Chief Justice of the Supreme Court of Pennsylvania
- In office 1983–1984
- Preceded by: Henry X. O'Brien
- Succeeded by: Robert N. C. Nix, Jr.

Justice of the Supreme Court of Pennsylvania
- In office 1963–1983

Personal details
- Born: February 18, 1907 Brooklyn, New York
- Died: June 5, 1987 (aged 80) Erie, Pennsylvania
- Spouse: Marian Roberts
- Alma mater: University of Pennsylvania (B.S., LL.B.)

Military service
- Allegiance: United States
- Branch/service: United States Navy
- Rank: Lieutenant commander
- Battles/wars: World War II

= Samuel J. Roberts =

American judge (1907–1987)

Samuel J. Roberts (February 18, 1907 – June 5, 1987) was a justice of the Supreme Court of Pennsylvania from 1963 to 1983 and chief justice from 1983 to 1984.

==Biography==
Born on February 18, 1907, in Brooklyn, New York, Samuel J. Roberts moved to Erie, Pennsylvania, in his childhood. After graduating Academy High School, he attended the University of Pennsylvania, earning a B.S. degree in 1928, followed by an LL.B. degree from the University of Pennsylvania Law School in 1931. While in law school, he served as editor of the University of Pennsylvania Law Review. He was admitted to the Pennsylvania bar.

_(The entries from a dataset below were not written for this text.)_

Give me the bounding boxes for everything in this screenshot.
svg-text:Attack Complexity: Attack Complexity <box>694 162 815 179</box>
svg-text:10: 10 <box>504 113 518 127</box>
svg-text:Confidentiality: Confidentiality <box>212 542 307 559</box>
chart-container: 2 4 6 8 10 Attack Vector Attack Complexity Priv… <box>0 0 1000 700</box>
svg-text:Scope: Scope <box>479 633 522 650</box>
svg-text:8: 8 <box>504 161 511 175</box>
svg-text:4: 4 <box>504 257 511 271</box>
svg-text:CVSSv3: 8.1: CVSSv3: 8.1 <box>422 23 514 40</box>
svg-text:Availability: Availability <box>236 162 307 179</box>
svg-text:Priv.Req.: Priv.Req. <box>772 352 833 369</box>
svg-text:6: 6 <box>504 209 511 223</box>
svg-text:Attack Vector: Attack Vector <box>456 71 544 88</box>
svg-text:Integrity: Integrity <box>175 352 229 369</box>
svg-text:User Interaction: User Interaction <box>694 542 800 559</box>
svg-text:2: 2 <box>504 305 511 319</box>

Roberts served as an Assistant District Attorney and Special Deputy Attorney General of Pennsylvania before serving as a lieutenant commander in the United States Navy during World War II. After the war, Roberts became Judge of the Orphans Court of Erie County, Pennsylvania, in 1952 and was elected to a full ten-year term in 1953. In 1962, he was elected to the Supreme Court of Pennsylvania; he was the third PA Supreme Court Justice from Erie County. He assumed office as an associate justice in January 1963 and served in that capacity until ascending to become the 53rd Chief Justice of the Pennsylvania Supreme Court in 1983. He served as chief justice until 1984, after which he served as a Senior Judge of the Superior Court of Pennsylvania. Roberts wrote about 1,200 majority/plurality opinions, 500 concurring opinions, and 700 dissents during his tenure as a PA Supreme Court Justice and chief justice.

During his career, he also served as Professor of Constitutional Democracy at Gannon University. He served as a trustee of Gannon, the Philadelphia College of Osteopathic Medicine and on the President's Council at Villa Maria College. Roberts died on June 5, 1987, in Erie, Pennsylvania.